In [None]:
%matplotlib inline

# Plug a surrogate discipline in a Scenario.

In this section we describe the usage of surrogate model in GEMSEO,
which is implemented in the
[SurrogateDiscipline][gemseo.disciplines.surrogate.SurrogateDiscipline] class.

A [SurrogateDiscipline][gemseo.disciplines.surrogate.SurrogateDiscipline]
can be used to substitute a
[Discipline][gemseo.core.discipline.discipline.Discipline] within a
[BaseScenario][gemseo.scenarios.base_scenario.BaseScenario]. This
[SurrogateDiscipline][gemseo.disciplines.surrogate.SurrogateDiscipline]
is an evaluation of the [Discipline][gemseo.core.discipline.discipline.Discipline]
and is faster to compute than the original one. It relies on a
[BaseRegressor][gemseo.mlearning.regression.algos.base_regressor.BaseRegressor].
This comes at the price of computing a DOE
on the original [Discipline][gemseo.core.discipline.discipline.Discipline],
and validating the approximation. The
computations from which the approximation is built can be available, or can be
built using GEMSEO's DOE capabilities.
See these [Sobieski][mdf-based-doe-on-the-sobieski-ssbj-test-case]
and [Sellar][a-from-scratch-example-on-the-sellar-problem] examples.

In GEMSEO, the data used to build the surrogate model is taken from a
[Dataset][gemseo.datasets.dataset.Dataset] containing both inputs and
outputs of the DOE. This
[Dataset][gemseo.datasets.dataset.Dataset] may have been generated by
GEMSEO from a cache, using the
[BaseCache.to_dataset()][gemseo.caches.base_cache.BaseCache.to_dataset] method,
from a database, using the
[OptimizationProblem.to_dataset()][gemseo.algos.optimization_problem.OptimizationProblem.to_dataset] method,
or from a NumPy array or
a text file using the
[Dataset.from_array()][gemseo.datasets.dataset.Dataset.from_array] and
[Dataset.from_txt()][gemseo.datasets.dataset.Dataset.from_txt].
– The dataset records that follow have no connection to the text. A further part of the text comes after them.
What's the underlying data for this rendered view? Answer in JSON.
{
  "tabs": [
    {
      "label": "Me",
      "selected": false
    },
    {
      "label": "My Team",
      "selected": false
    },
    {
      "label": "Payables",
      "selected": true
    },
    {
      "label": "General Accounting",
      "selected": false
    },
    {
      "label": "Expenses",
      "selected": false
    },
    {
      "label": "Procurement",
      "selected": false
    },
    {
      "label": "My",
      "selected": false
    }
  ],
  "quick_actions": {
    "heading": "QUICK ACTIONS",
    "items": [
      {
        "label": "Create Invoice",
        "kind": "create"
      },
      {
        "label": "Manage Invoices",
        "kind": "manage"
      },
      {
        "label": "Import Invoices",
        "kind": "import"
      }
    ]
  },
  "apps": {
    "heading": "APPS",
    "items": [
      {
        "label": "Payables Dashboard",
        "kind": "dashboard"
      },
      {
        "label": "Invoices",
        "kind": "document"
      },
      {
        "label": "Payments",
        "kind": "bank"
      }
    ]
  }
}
Then, the surrogate discipline can be used as any other discipline in a
[MDOScenario][gemseo.scenarios.mdo_scenario.MDOScenario],
a [DOEScenario][gemseo.scenarios.doe_scenario.DOEScenario],
or a [BaseMDA][gemseo.mda.base_mda.BaseMDA].


In [None]:
from __future__ import annotations

from numpy import array
from numpy import hstack
from numpy import vstack

from gemseo import create_discipline
from gemseo import create_scenario
from gemseo import create_surrogate
from gemseo import sample_disciplines
from gemseo.datasets.io_dataset import IODataset
from gemseo.problems.mdo.sobieski.core.design_space import SobieskiDesignSpace

## Create a surrogate scenario

### Create the training dataset

If you already have available data from a DOE produced externally,
it is possible to create a [Dataset][gemseo.datasets.dataset.Dataset] and Step 1
ends here.
For example, let us consider a synthetic dataset, with $x$
as input and $y$ as output, described as a NumPy array.
Then, we store these data in a [Dataset][gemseo.datasets.dataset.Dataset]:




In [None]:
variables = ["x", "y"]
sizes = {"x": 1, "y": 1}
groups = {"x": "inputs", "y": "outputs"}
data = vstack((
    hstack((array([1.0]), array([1.0]))),
    hstack((array([2.0]), array([2.0]))),
))
synthetic_dataset = IODataset.from_array(data, variables, sizes, groups)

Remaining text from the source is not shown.